As other regions stall, China’s a market ripe for growth for luxury brands. The pull is so strong, even the digitally-averse Céline can’t hold out.
The LVMH-owned label launched a brand account on the Chinese social media platform WeChat this week, as reported by the publication Jing Daily on Monday.
By establishing a presence on WeChat, Céline is finally making progress in digital, and in a big way: As of September, WeChat has more than 900 million daily users. The luxury brand has been notoriously slow to adopt any form of digital technology, only launching its Instagram account earlier this year. It’s still absent from other social platforms, including Facebook, which creative director Phoebe Philo once said she would rather walk down the street naked than join. And after years of holdout, the brand’s first e-commerce site is finally in the works: CEO Séverine Merle, who joined the company in February, announced plans to launch Céline’s first online store by the end of the year.
Regardless of a luxury brand’s anxiety over e-commerce, the potential for growth in China is undeniable. Thanks to shifting consumer behavior, a crackdown on counterfeits and an emphasis on bringing luxury purchases home, Chinese luxury customers are spending more money domestically. But a complex e-commerce market, dominated by Alibaba, JD.com and WeChat, has resulted in luxury brands partnering up with these platforms in order to make a more seamless direct connection with customers.
“WeChat is an advanced form of social media, with a high return on engagement with Chinese influencers. It can help boost a brand’s profile in China,” said Rony Zeidan, founder of the agency RO NY. “Céline embarking on WeChat follows insights of brand interest in China and a desire to directly communicate with customers there.”
As luxury brands figure out their strategies to get in front of the increasingly important Chinese customer, there are options to weigh. Alibaba and JD.com offer benefits like exposure, local delivery logistics and high-touch experiences for luxury brands. But for brands not ready to commit fully to China’s two largest local e-commerce marketplaces, WeChat is a worthy alternative. Through the platform, a brand like Céline can interact with potential and existing customers in one-on-one messaging, send branded campaigns and sell limited-batch products.
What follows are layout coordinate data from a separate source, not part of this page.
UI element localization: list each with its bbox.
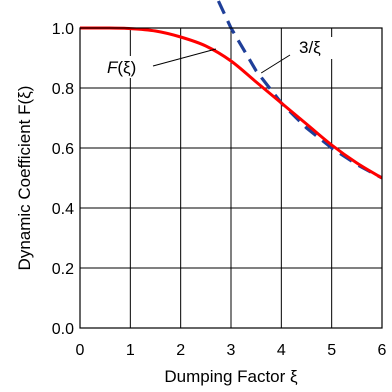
three-over-xi-label-bg xyxy=(296,37,336,59)
f-xi-leader-line xyxy=(152,48,217,67)
plot-frame xyxy=(79,27,383,329)
y-tick-label: 0.4 xyxy=(52,201,74,218)
x-tick-label: 0 xyxy=(76,342,85,359)
x-tick-label: 4 xyxy=(277,342,286,359)
f-xi-label-arg: (ξ) xyxy=(117,58,136,77)
x-axis-title: Dumping Factor ξ xyxy=(164,367,298,386)
y-tick-label: 0.8 xyxy=(52,81,74,98)
y-tick-label: 1.0 xyxy=(52,21,74,38)
f-xi-label-f: F xyxy=(107,58,119,77)
y-tick-labels: 0.0 0.2 0.4 0.6 0.8 1.0 xyxy=(52,21,74,338)
x-tick-label: 1 xyxy=(126,342,135,359)
x-tick-label: 5 xyxy=(327,342,336,359)
y-tick-label: 0.6 xyxy=(52,141,74,158)
x-tick-labels: 0 1 2 3 4 5 6 xyxy=(76,342,387,359)
three-over-xi-label: 3/ξ xyxy=(299,38,321,57)
y-tick-label: 0.2 xyxy=(52,261,74,278)
y-tick-label: 0.0 xyxy=(52,321,74,338)
f-xi-label-bg xyxy=(104,56,148,78)
y-axis-title: Dynamic Coefficient F(ξ) xyxy=(15,86,34,271)
x-tick-label: 2 xyxy=(176,342,185,359)
x-tick-label: 6 xyxy=(378,342,387,359)
annotations: F(ξ) 3/ξ xyxy=(104,37,336,78)
three-over-xi-leader-line xyxy=(260,54,291,74)
x-tick-label: 3 xyxy=(227,342,236,359)
f-xi-label: F(ξ) xyxy=(107,58,136,77)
Céline’s not the first luxury brand to gain footing in China by working on WeChat, without a formal e-commerce presence. In 2016, Dior sold a limited-edition handbag directly to customers who followed the brand on WeChat, with the collection of $4,000 bags selling out within the first day of the sale. In China, Coach had experimented with Tmall before closing its store on the e-commerce marketplace platform and focusing solely on a WeChat strategy, according to CEO Victor Luis.
Efforts to connect with high-spending, digitally savvy customers in China are expanding across all areas of luxury, from premium beauty brands like La Mer and Guerlain, to fashion brands on the mend like Ralph Lauren and Michael Kors. Niche high-end luxury labels like Céline and Loewe, which is also owned by LVMH, are looking to capture some attention from customers looking to branch outside of the industry stalwarts like Louis Vuitton and Chanel. According to Alibaba group manager Sebastien Badault, Loewe made a custom bag collection to sell on Tmall in order to raise awareness.
“There’s great opportunity for brands to figure out new ways to engage with customers in China,” said Badault. “Brands that target their audience directly to build recognition and identity are going about it in the right way.”
It’s unclear whether or not Céline will end up selling products directly to WeChat followers, but building up a digital strategy in China can help a brand create a blueprint for other regions.
“This should prove to be a formula of success in accompanying the brand’s expansion in China, as well as its drive to embrace e-commerce,” said Zeidan.